Comin' atcha with a level of dialogue intensity comparable to David Mamet's, Hurlyburly is - - unsurprisingly - - based on a play, an off-Broadway hit from 1984 by David Rabe. Despite previous offers, it took Anthony Drazan (Zebrahead) to convince Rabe to adapt the stage version. Drazan had a struggle getting funding, however, because like The Player before it, Hurlyburly isn't entirely kind about the menfolk of Hollywood.
Rabe's characters are not attractive. Despite some honesty, Eddie's wheedling and mania lose him sympathy votes; Mickey is worse - - charm is useless in tandem with his self-obsession. Chazz Palminteri's Phil fights (not always successfully) to keep his violence in check and Artie (Shandling) is just a schmuck, on one occasion turning up with underage Donna (Anna Paquin), who is left with Eddie and Mickey as a "care package".
However, as Neil LaBute proved with In The Company Of Men and Your Friends&Neighbors, characters needn't be likeable to be compelling. Penn in particular gives a hugely energetic performance, investing Eddie with remarkable emotional range. His portrayal of masculine crisis is raw and poignant. Spacey's Mickey is the ideal straight man to the manic Eddie; while ostensibly the best friend, his restraint just highlights further the simmering barbarity and downright insincerity in these relationships.

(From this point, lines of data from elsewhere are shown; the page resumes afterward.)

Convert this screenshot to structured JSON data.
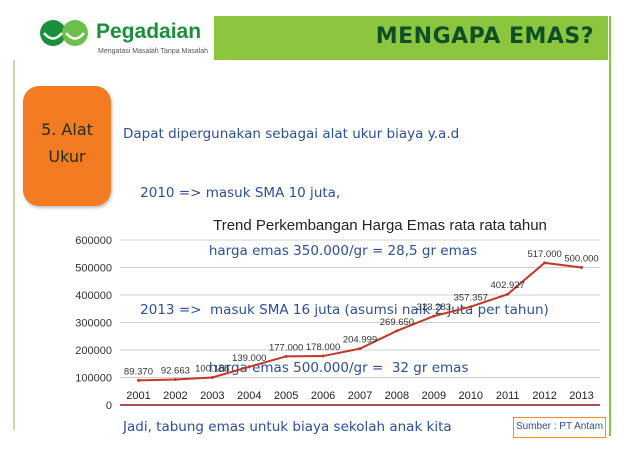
{
  "header": {
    "logo_name": "Pegadaian",
    "logo_tagline": "Mengatasi Masalah Tanpa Masalah",
    "title": "MENGAPA EMAS?",
    "colors": {
      "accent_green": "#8cc63f",
      "title_text": "#0d4f28",
      "logo_green": "#1b8f3c"
    }
  },
  "badge": {
    "line1": "5. Alat",
    "line2": "Ukur",
    "color": "#f37c22"
  },
  "content": {
    "lines": [
      "Dapat dipergunakan sebagai alat ukur biaya y.a.d",
      "    2010 => masuk SMA 10 juta,",
      "                    harga emas 350.000/gr = 28,5 gr emas",
      "    2013 =>  masuk SMA 16 juta (asumsi naik 2 juta per tahun)",
      "                    harga emas 500.000/gr =  32 gr emas",
      "Jadi, tabung emas untuk biaya sekolah anak kita"
    ],
    "text_color": "#2c4f9a"
  },
  "chart_data": {
    "type": "line",
    "title": "Trend Perkembangan Harga Emas rata rata tahun",
    "categories": [
      "2001",
      "2002",
      "2003",
      "2004",
      "2005",
      "2006",
      "2007",
      "2008",
      "2009",
      "2010",
      "2011",
      "2012",
      "2013"
    ],
    "values": [
      89370,
      92663,
      100168,
      139000,
      177000,
      178000,
      204999,
      269650,
      323283,
      357357,
      402927,
      517000,
      500000
    ],
    "data_labels": [
      "89.370",
      "92.663",
      "100.168",
      "139.000",
      "177.000",
      "178.000",
      "204.999",
      "269.650",
      "323.283",
      "357.357",
      "402.927",
      "517.000",
      "500.000"
    ],
    "y_ticks": [
      "0",
      "100000",
      "200000",
      "300000",
      "400000",
      "500000",
      "600000"
    ],
    "ylim": [
      0,
      600000
    ],
    "grid": true,
    "line_color": "#c0392b",
    "axis_color": "#8b1a1a"
  },
  "footer": {
    "source": "Sumber : PT Antam",
    "border_color": "#ff8c1a"
  }
}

Though this is a film about masculinity and the female roles are limited, Darlene is similarly invested with layers of complexity by Wright Penn and Meg Ryan gives a performance thankfully closer to Addicted To Love than You've Got Mail. Meanwhile, Paquin makes Donna intriguing as the only character with any strength (despite being a vagrant who trades sex for room and board).
Hurlyburly only suffers on two counts: its origins in the '80s are telling, dating the film somewhat; and it's just too damn long for such a talk-orientated narrative. The dialogue may create mesmeric rhythms, but when a climactic car crash is followed by yet another half-hour of soul-searching, then the audience's attention is bound to wane.
Powerful performances and sharp dialogue carry this wordy exploration of the frustrations of the modern male. The pontification of these low-ranking Hollywood players only descends into tiresomeness as the timer ticks past 100 minutes.